Тоненькая крановщица быстро побежала вверх.
Георгий поднялся за ней.
— Можно вас нарисовать?
— Ой, что вы! Зачем же меня!
Георгий поговорил с ней, спустился, зашел к начальнику цеха за перегородку из стекла и обрезков броневых листов. Оказалось, что она отличница, стахановка, учебу совмещает с работой.
Георгий понимал, что надо помочь заводу, но как? Может быть, картины повесить в цехах? В красном уголке поставить цветы? На речке Быстрянке, где оставлена тайга для будущего парка культуры, построена оранжерея, там выращиваются цветы. Завод мог бы десятки своих оранжерей завести. В литейном, например, цехе поставить цветы невозможно, на доках — тоже… И говорить об этом — смех, кощунство… Нет, пока можно украшать фанерой, плакатами…
Нату хочется писать. Такая «музыка лица», как говорили классики, редко бывает. И может долго не продержаться, исчезнет за месяц, и все. Надо успеть схватить…
— А как вы хотите меня нарисовать? В цехе? — спросила Ната.
— Нет. Приходите ко мне домой.
Она пришла без косынки, в коротком платье, в новых туфлях, причесанная и завитая у парикмахера.
«Вот еще не хватало! Все испортила».
Глаза ее любопытные и живые. Вошла спокойно. Чувствовалось, что сдерживает огромный интерес.
— А мы тут никого не побеспокоим?
— Никого. Жена на работе. У нас две комнаты.
— А где ваша изостудия?
— Я раньше работал в клубе, когда у нас была одна комната. Но теперь я больше не работаю в театре, а только дома. Светло, и никто не мешает.
— А это ваши картины?
— Мои.
— Какие красивые! Вы все сами рисовали?
— Да.
— А кто вам рамки делает?
— Я сам. Художник все сам должен уметь для себя сделать. Я как рабочий… Только у вас — завод, а у меня — ящик с красками. И работаем мы стоя, в спецодежде, как рабочие. У писателей — чернила, а у нас много всякой всячины.
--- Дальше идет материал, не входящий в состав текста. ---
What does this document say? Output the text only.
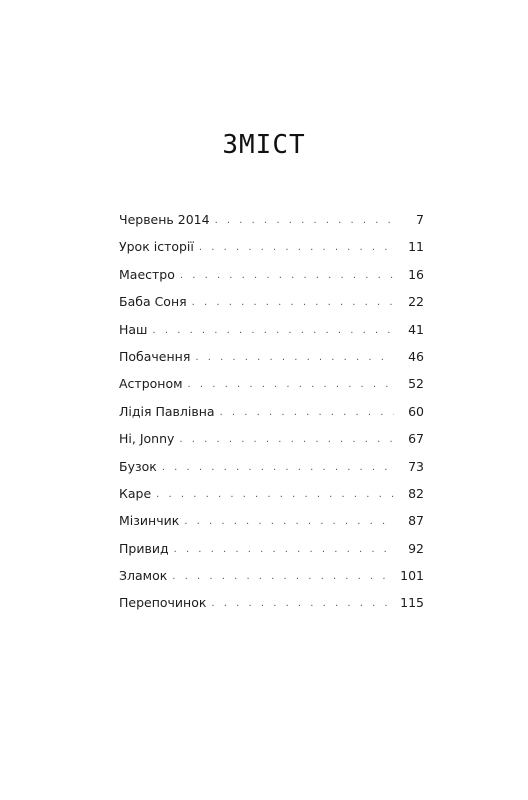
ЗМІСТ
Червень 2014 . . .	7
Урок історії . . .	11
Маестро . . .	16
Баба Соня . . .	22
Наш . . .	41
Побачення . . .	46
Астроном . . .	52
Лідія Павлівна . . .	60
Hi, Jonny . . .	67
Бузок . . .	73
Каре . . .	82
Мізинчик . . .	87
Привид . . .	92
Зламок . . .	101
Перепочинок . . .	115
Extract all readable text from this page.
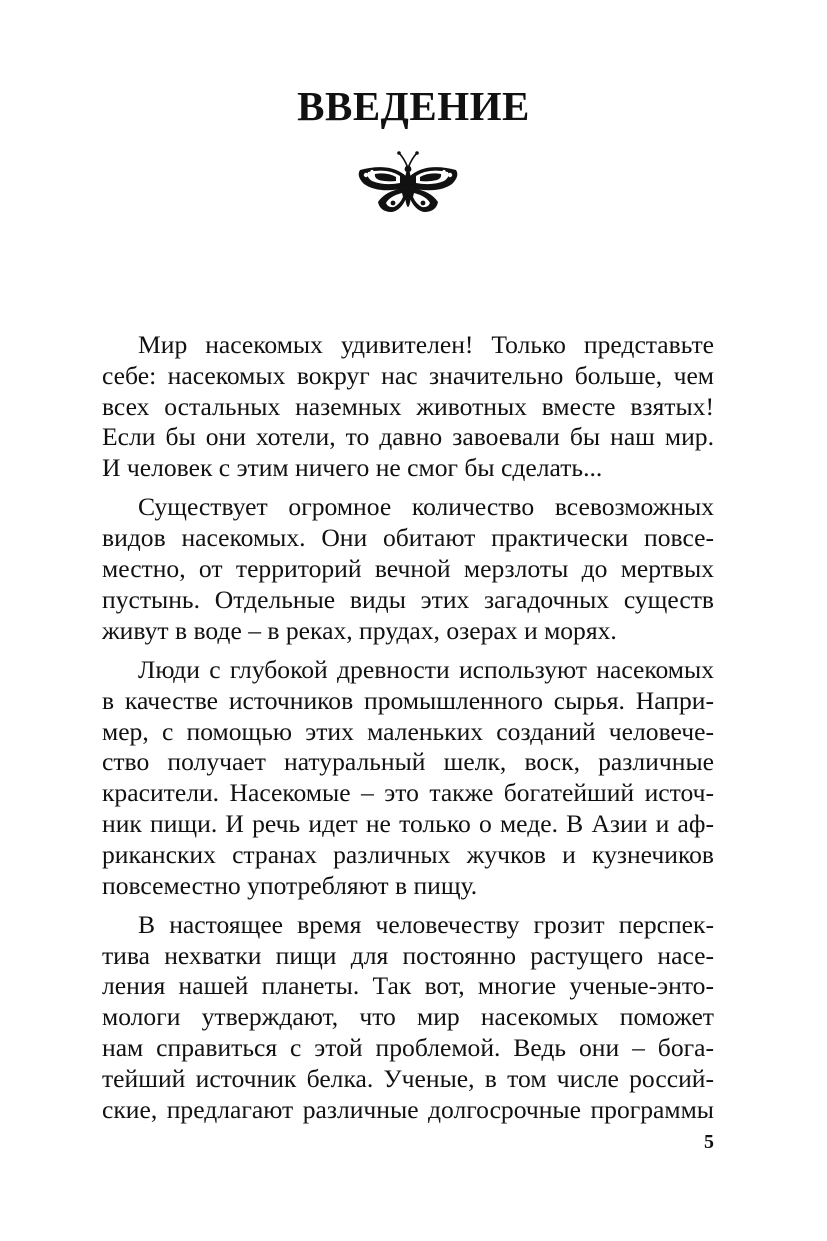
ВВЕДЕНИЕ

Мир насекомых удивителен! Только представьте
себе: насекомых вокруг нас значительно больше, чем
всех остальных наземных животных вместе взятых!
Если бы они хотели, то давно завоевали бы наш мир.
И человек с этим ничего не смог бы сделать...

Существует огромное количество всевозможных
видов насекомых. Они обитают практически повсе-
местно, от территорий вечной мерзлоты до мертвых
пустынь. Отдельные виды этих загадочных существ
живут в воде – в реках, прудах, озерах и морях.

Люди с глубокой древности используют насекомых
в качестве источников промышленного сырья. Напри-
мер, с помощью этих маленьких созданий человече-
ство получает натуральный шелк, воск, различные
красители. Насекомые – это также богатейший источ-
ник пищи. И речь идет не только о меде. В Азии и аф-
риканских странах различных жучков и кузнечиков
повсеместно употребляют в пищу.

В настоящее время человечеству грозит перспек-
тива нехватки пищи для постоянно растущего насе-
ления нашей планеты. Так вот, многие ученые-энто-
мологи утверждают, что мир насекомых поможет
нам справиться с этой проблемой. Ведь они – бога-
тейший источник белка. Ученые, в том числе россий-
ские, предлагают различные долгосрочные программы

5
Ната втайне восторгалась: настоящий художник говорил с ней!
Георгий достал из-под шкафа краски, поставил мольберт. Переоделся в соседней комнате и почти неслышно вошел в домашних туфлях и перепачканном костюме.
Перед Натой раскрыты тяжелые листы репродукций. Она смотрит «Венеру с зеркалом». Любуясь и как бы стараясь запомнить, Ната клонит голову к плечу.
Она сразу отложила книгу, но не смутилась. Заметила, что туфли у Георгия стоптаны. Поразительно, — как будто он не знаменитость и не особенный человек.
Георгий осторожно тронул девушку за плечи и поставил посредине комнаты.
Чтобы — по Серову — мысли у нее «отлетели», разговорился. Но она, кажется, всегда была сама собой и связанности не чувствовала. Легкая возбужденность ее лишь красила.
— Вы такой счастливый!
— Чем же?
— У вас такая специальность! А как в художники устраиваются?
— Но… не устраиваются…
— Я понимаю. Я просто сказала, как все говорят. Так принято. — Она покраснела. Грубо покраснел лоб под локонами. — У вас все так красиво! Так красиво, оказывается, можно жить!
Ей хотелось спросить, где это куплено, откуда привезены пепельницы и расписные золотом и красным деревянные блюда, крошечный чугунный ларчик, пудреница низкая и плоская, похожая на круглую икону, всадники на ней похожи на Георгия Победоносца, колют копьями каких-то врагов, кони под ними вьются.
— У вас, наверно, очень хорошая жена?
— Очень.
— И вы любите ее?
— Очень люблю.
— Как хорошо! — прошептала девушка со вздохом.
— Мы два года жили в этой комнате без всяких украшений, с голыми бревенчатыми стенами, спали на железной кровати. В этой же комнате я работал. И еще — в клубе. Потом оштукатурили все квартиры, покрасили полы. После ремонта нам дали вторую комнату. В то лето мы ездили в Москву и к родным жены, привезли все это. Все недорогое, но я люблю. Пудреница палехская, знаете Палех? Чугунная коробочка каслинского литья, уральская — подарок родителей… А первые годы нам не хотелось обзаводиться.
— Вы хотели смыться отсюда, наверно?
— Нет, просто нравилось жить, как в спортивном лагере. Нашей улицы еще не было. По ночам грохотали бревна, их подвозили по узкоколейке, и паровоз свистел у меня под окном. А сейчас жизнь начинает устраиваться.
На домике с часами распахнулись дверцы, зажелтел птичий нос, и раздалось кукование.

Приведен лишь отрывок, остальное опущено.